It seems to me there is a range of likely leak rates it can't deal with because they would match regular use (eg - lawn water is high use, long duration).
So I guess it is important to be aware of what level of protection you are getting for the price.
TBillT wrote: ↑
Thu Oct 24, 2019 3:15 pm
Not a bad idea pending more research.
We had a crazy thing happen last summer, when we went on vacation, I manually turned the house water off.
For some reason this caused a flood in my kitchen, apparently there is a valve in dishwashers which requires pressure to keep it closed. In the lack of water pressure there can be slow leak into the dishwasher....where the water is came from , I do not know. Backflow from 2nd floor or slow leak thru the water main valve. Also a concern might be hot water heater if on when water off. I replaced the damn dishwasher valve for $300 bucks (valve is $15 so $285 labor). But nothing is as simple as it sounds when it comes to water. The guy said the high repair costs was due to extreme insurance they pay for water jobs in case there is a leak.
Electric valves usually use a small solenoid to actuate a very small valve, which then allows the fluid into a piston which actuates the main valve. This is called a pilot-actuated valve. This kind of arrangement is common not just in household appliances, but even in industrial machinery.

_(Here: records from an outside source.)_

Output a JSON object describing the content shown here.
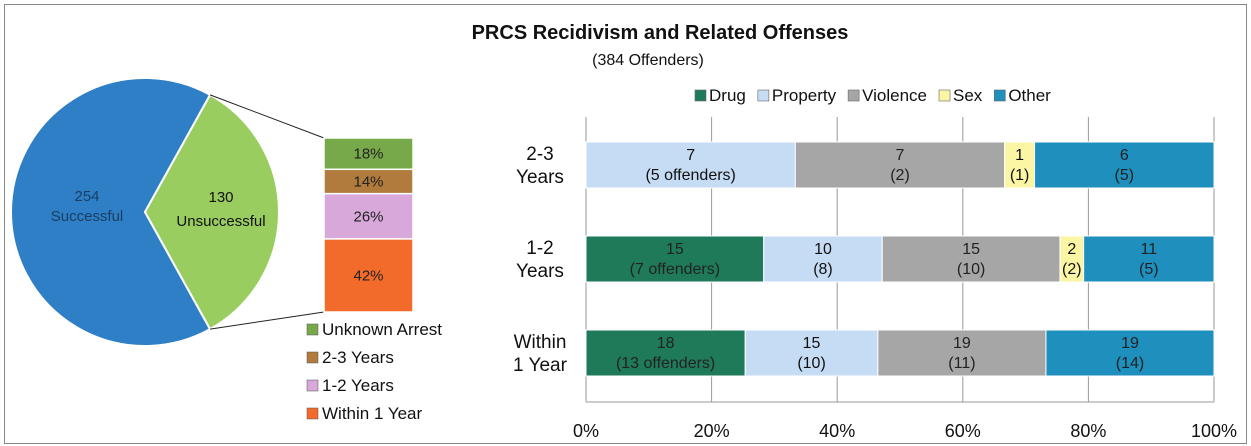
{
  "chart_data": [
    {
      "type": "pie",
      "slices": [
        {
          "name": "Successful",
          "value": 254,
          "color": "#2e7fc6"
        },
        {
          "name": "Unsuccessful",
          "value": 130,
          "color": "#9acd5f"
        }
      ]
    },
    {
      "type": "bar",
      "stacked": true,
      "categories": [
        "Unknown Arrest",
        "2-3 Years",
        "1-2 Years",
        "Within 1 Year"
      ],
      "values": [
        18,
        14,
        26,
        42
      ],
      "labels": [
        "18%",
        "14%",
        "26%",
        "42%"
      ],
      "colors": [
        "#77a84a",
        "#b07b3c",
        "#d7a8d9",
        "#f26b2a"
      ],
      "legend": [
        "Unknown Arrest",
        "2-3 Years",
        "1-2 Years",
        "Within 1 Year"
      ]
    },
    {
      "type": "bar",
      "orientation": "horizontal",
      "stacked": "percent",
      "title": "PRCS Recidivism and Related Offenses",
      "subtitle": "(384 Offenders)",
      "categories": [
        [
          "2-3",
          "Years"
        ],
        [
          "1-2",
          "Years"
        ],
        [
          "Within",
          "1 Year"
        ]
      ],
      "series": [
        {
          "name": "Drug",
          "color": "#1f7a5a",
          "values": [
            0,
            15,
            18
          ],
          "labels": [
            [
              "",
              ""
            ],
            [
              "15",
              "(7 offenders)"
            ],
            [
              "18",
              "(13 offenders)"
            ]
          ]
        },
        {
          "name": "Property",
          "color": "#c6dcf5",
          "values": [
            7,
            10,
            15
          ],
          "labels": [
            [
              "7",
              "(5 offenders)"
            ],
            [
              "10",
              "(8)"
            ],
            [
              "15",
              "(10)"
            ]
          ]
        },
        {
          "name": "Violence",
          "color": "#a6a6a6",
          "values": [
            7,
            15,
            19
          ],
          "labels": [
            [
              "7",
              "(2)"
            ],
            [
              "15",
              "(10)"
            ],
            [
              "19",
              "(11)"
            ]
          ]
        },
        {
          "name": "Sex",
          "color": "#fbf6a4",
          "values": [
            1,
            2,
            0
          ],
          "labels": [
            [
              "1",
              "(1)"
            ],
            [
              "2",
              "(2)"
            ],
            [
              "",
              ""
            ]
          ]
        },
        {
          "name": "Other",
          "color": "#1f8fbd",
          "values": [
            6,
            11,
            19
          ],
          "labels": [
            [
              "6",
              "(5)"
            ],
            [
              "11",
              "(5)"
            ],
            [
              "19",
              "(14)"
            ]
          ]
        }
      ],
      "xlim": [
        0,
        100
      ],
      "xticks": [
        "0%",
        "20%",
        "40%",
        "60%",
        "80%",
        "100%"
      ],
      "grid": true,
      "legend_position": "top"
    }
  ]
}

If pressure is lost, it should stay in or return to its neutral position, but I suppose as pressure declines, it will at some point transition through a semi-open position. If it stays there long enough, you could get a lot of water pass through the valve. In typical 3/4" pipe, roughly 40 feet of pipe holds 1 gallon of water.
Water would indeed drain into the dishwasher from the second floor pipes. One way to prevent this is after shutting off the water, open a low-elevation faucet in the house. This is also a normal recommendation when shutting off water for freezing concerns.
I'm not positive, but I would have thought dishwasher ejector pumps should be controlled by a float switch and operate even if there is no cycle running, in part to protect against this scenario. However, if the power was off, that would not happen.